Jumbebas, jurumbebas, urumbebas, jerumbebas ou gerumbebas são nomes indígenas adotados para as plantas cactáceas de folhas chatas com espinhos, todas derivações do tupi-guarani yuru, espinho e mbeba, folha chata.  No México há várias espécies destas plantas comestíveis agrupadas principalmente em dois gêneros,  Nopaleae Opuntia, que recebem indistintamente o nome de nopal, nopal-verdura ou nopalitos e são vendidos em qualquer feira-livre lado a lado a milhos e tomates, por exemplo. No Brasil já havia tipos silvestres de cactos de folhas chatas e espinhentas, mas a introdução de novas espécies se deu com os portugueses no intuito de quebrar o monopólio da Espanha sobre a produção do corante carmim em suas colônias.

Uma pena que as palmas não tenham chegado até nós como alimentos. Os frutos, figo da índia, no caso da Opuntia ficus-indica, estes sim são comercializados entre nós, mas nunca as folhas, que aliás são caules modificados clamados cladódios. No lugar das folhas há gloquídeos que quando nos espetam a mão respondem pelo nome vulgar de espinhos mesmo.

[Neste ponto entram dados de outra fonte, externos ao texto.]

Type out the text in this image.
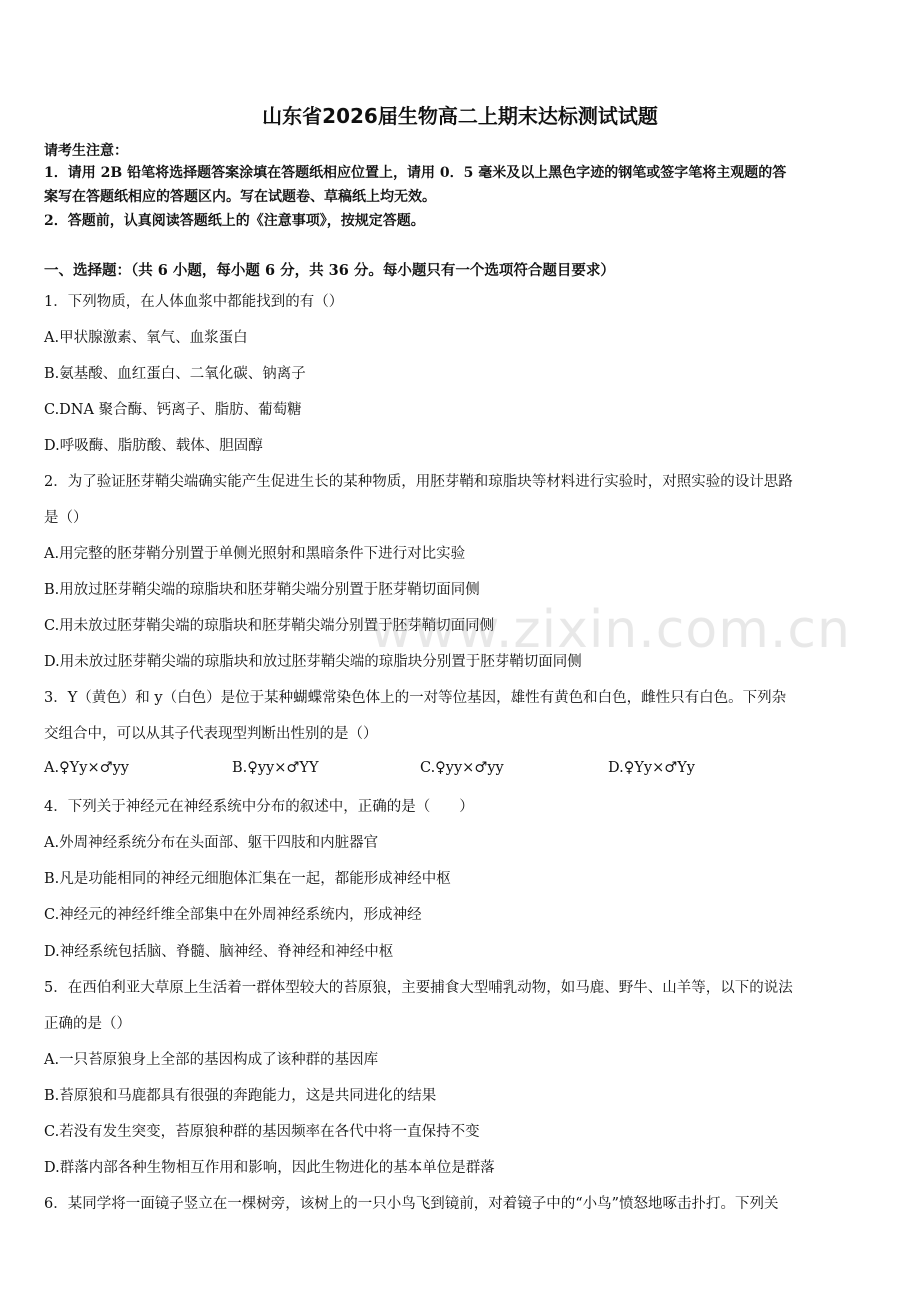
山东省2026届生物高二上期末达标测试试题
请考生注意：
1．请用 2B 铅笔将选择题答案涂填在答题纸相应位置上，请用 0．5 毫米及以上黑色字迹的钢笔或签字笔将主观题的答
案写在答题纸相应的答题区内。写在试题卷、草稿纸上均无效。
2．答题前，认真阅读答题纸上的《注意事项》，按规定答题。
一、选择题：（共 6 小题，每小题 6 分，共 36 分。每小题只有一个选项符合题目要求）
1．下列物质，在人体血浆中都能找到的有（）
A.甲状腺激素、氧气、血浆蛋白
B.氨基酸、血红蛋白、二氧化碳、钠离子
C.DNA 聚合酶、钙离子、脂肪、葡萄糖
D.呼吸酶、脂肪酸、载体、胆固醇
2．为了验证胚芽鞘尖端确实能产生促进生长的某种物质，用胚芽鞘和琼脂块等材料进行实验时，对照实验的设计思路
是（）
A.用完整的胚芽鞘分别置于单侧光照射和黑暗条件下进行对比实验
B.用放过胚芽鞘尖端的琼脂块和胚芽鞘尖端分别置于胚芽鞘切面同侧
C.用未放过胚芽鞘尖端的琼脂块和胚芽鞘尖端分别置于胚芽鞘切面同侧
D.用未放过胚芽鞘尖端的琼脂块和放过胚芽鞘尖端的琼脂块分别置于胚芽鞘切面同侧
3．Y（黄色）和 y（白色）是位于某种蝴蝶常染色体上的一对等位基因，雄性有黄色和白色，雌性只有白色。下列杂
交组合中，可以从其子代表现型判断出性别的是（）
A.♀Yy×♂yy	B.♀yy×♂YY	C.♀yy×♂yy	D.♀Yy×♂Yy
4．下列关于神经元在神经系统中分布的叙述中，正确的是（　　）
A.外周神经系统分布在头面部、躯干四肢和内脏器官
B.凡是功能相同的神经元细胞体汇集在一起，都能形成神经中枢
C.神经元的神经纤维全部集中在外周神经系统内，形成神经
D.神经系统包括脑、脊髓、脑神经、脊神经和神经中枢
5．在西伯利亚大草原上生活着一群体型较大的苔原狼，主要捕食大型哺乳动物，如马鹿、野牛、山羊等，以下的说法
正确的是（）
A.一只苔原狼身上全部的基因构成了该种群的基因库
B.苔原狼和马鹿都具有很强的奔跑能力，这是共同进化的结果
C.若没有发生突变，苔原狼种群的基因频率在各代中将一直保持不变
D.群落内部各种生物相互作用和影响，因此生物进化的基本单位是群落
6．某同学将一面镜子竖立在一棵树旁，该树上的一只小鸟飞到镜前，对着镜子中的“小鸟”愤怒地啄击扑打。下列关
www.zixin.com.cn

Também, com este nome, cladódio, quem há de querer metê-lo numa receita?  Fiquemos,  portanto, com o nome jerumbeba-verdura, especificando a espécie se for o caso,  ou frutos de jerumbeba para o figo-da-índia (jurumbeba poderia levar à confusão com aquele jilozinho mui amargo de nome jurubeba). Se não estes nomes, ao menos um que lhe caia melhor no universo culinário: almofadas de palma, raquetes de jerumbeba ou mesmo nopal-verdura como dizem os mexicanos. E se chamarmos de folhas de jerumbeba também ninguém há de conosco ralhar. No caso das almofadas, não se iluda, pois como aquelas de agulhas, estando as mesmas presentes de cabeça para baixo. Há variedades lisas, sem espinhos, porém são mais raras. De qualquer forma, livrar-se destes gloquídeos não é atividade das mais difíceis que requeira ajuda de criados, como veremos em seguida.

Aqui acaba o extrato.